Dieses Konzert in seiner Abfolge Herbst – Winter – Frühling war in gewisser Weise ein Abbild unserer Situation. Aber es überwand die Erstarrung, von Angst und Verzweiflung ging es zu Hoffnung und Befreiung. Der Aufbruch ist gelungen, das Konzert lässt mich zuversichtlicher in die Zukunft schauen. „Wo aber Gefahr ist, wächst das Rettende auch.“ Wenn Stephan Zilias und das Niedersächsische Staatsorchester so weitermachen (und da bin ich mir sicher), dann können wir uns auf viele weitere bewegende und mitreißende Konzerte freuen.
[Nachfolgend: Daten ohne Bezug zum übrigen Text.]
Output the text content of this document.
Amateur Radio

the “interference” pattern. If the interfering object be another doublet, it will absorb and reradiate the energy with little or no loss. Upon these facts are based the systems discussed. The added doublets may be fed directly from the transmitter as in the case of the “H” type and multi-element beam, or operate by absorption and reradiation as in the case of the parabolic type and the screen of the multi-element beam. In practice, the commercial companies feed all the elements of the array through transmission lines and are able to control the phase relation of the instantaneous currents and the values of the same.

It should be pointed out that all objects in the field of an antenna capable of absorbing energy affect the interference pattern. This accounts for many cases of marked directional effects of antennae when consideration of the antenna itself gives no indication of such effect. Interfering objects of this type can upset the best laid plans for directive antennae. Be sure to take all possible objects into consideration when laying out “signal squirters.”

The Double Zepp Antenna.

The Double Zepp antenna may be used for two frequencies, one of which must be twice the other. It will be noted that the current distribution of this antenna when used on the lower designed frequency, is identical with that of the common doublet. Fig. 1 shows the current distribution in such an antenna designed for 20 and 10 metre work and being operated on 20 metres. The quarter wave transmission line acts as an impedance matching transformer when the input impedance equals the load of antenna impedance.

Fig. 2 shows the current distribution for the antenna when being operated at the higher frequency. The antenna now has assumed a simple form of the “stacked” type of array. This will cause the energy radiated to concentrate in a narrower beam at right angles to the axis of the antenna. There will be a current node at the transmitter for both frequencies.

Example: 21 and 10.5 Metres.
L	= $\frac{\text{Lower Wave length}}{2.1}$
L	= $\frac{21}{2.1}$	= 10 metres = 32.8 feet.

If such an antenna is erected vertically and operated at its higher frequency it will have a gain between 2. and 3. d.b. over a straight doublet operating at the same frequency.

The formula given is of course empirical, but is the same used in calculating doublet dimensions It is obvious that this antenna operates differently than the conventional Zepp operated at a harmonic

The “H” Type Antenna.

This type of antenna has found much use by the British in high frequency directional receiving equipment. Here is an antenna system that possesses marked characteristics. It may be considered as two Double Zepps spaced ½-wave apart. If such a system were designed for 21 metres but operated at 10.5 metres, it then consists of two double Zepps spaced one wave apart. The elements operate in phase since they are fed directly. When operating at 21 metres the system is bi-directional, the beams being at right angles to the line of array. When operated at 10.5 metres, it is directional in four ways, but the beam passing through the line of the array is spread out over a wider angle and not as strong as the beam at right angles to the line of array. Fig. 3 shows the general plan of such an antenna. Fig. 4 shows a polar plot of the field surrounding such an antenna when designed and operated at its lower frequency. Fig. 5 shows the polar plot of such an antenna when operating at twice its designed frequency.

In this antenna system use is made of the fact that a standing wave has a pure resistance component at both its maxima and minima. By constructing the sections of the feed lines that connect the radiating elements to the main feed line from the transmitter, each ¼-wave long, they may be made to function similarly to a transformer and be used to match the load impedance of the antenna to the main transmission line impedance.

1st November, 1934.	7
Aufbruch und Neuorientierung zeigten sich auch schon daran, dass das Sonntagskonzert zweimal stattfand. Für mich muss ich sagen, dass 11 Uhr eine schöne Zeit ist. Ein nicht zu langes Konzert ohne Pause, auch das könnte für neues Publikum interessant sein. Die Einführung stand im Internet vor dem Konzert zum Anhören zur Verfügung, auch dies sollte beibehalten werden. Rein in die Konzerte, weiter so, es lohnt sich!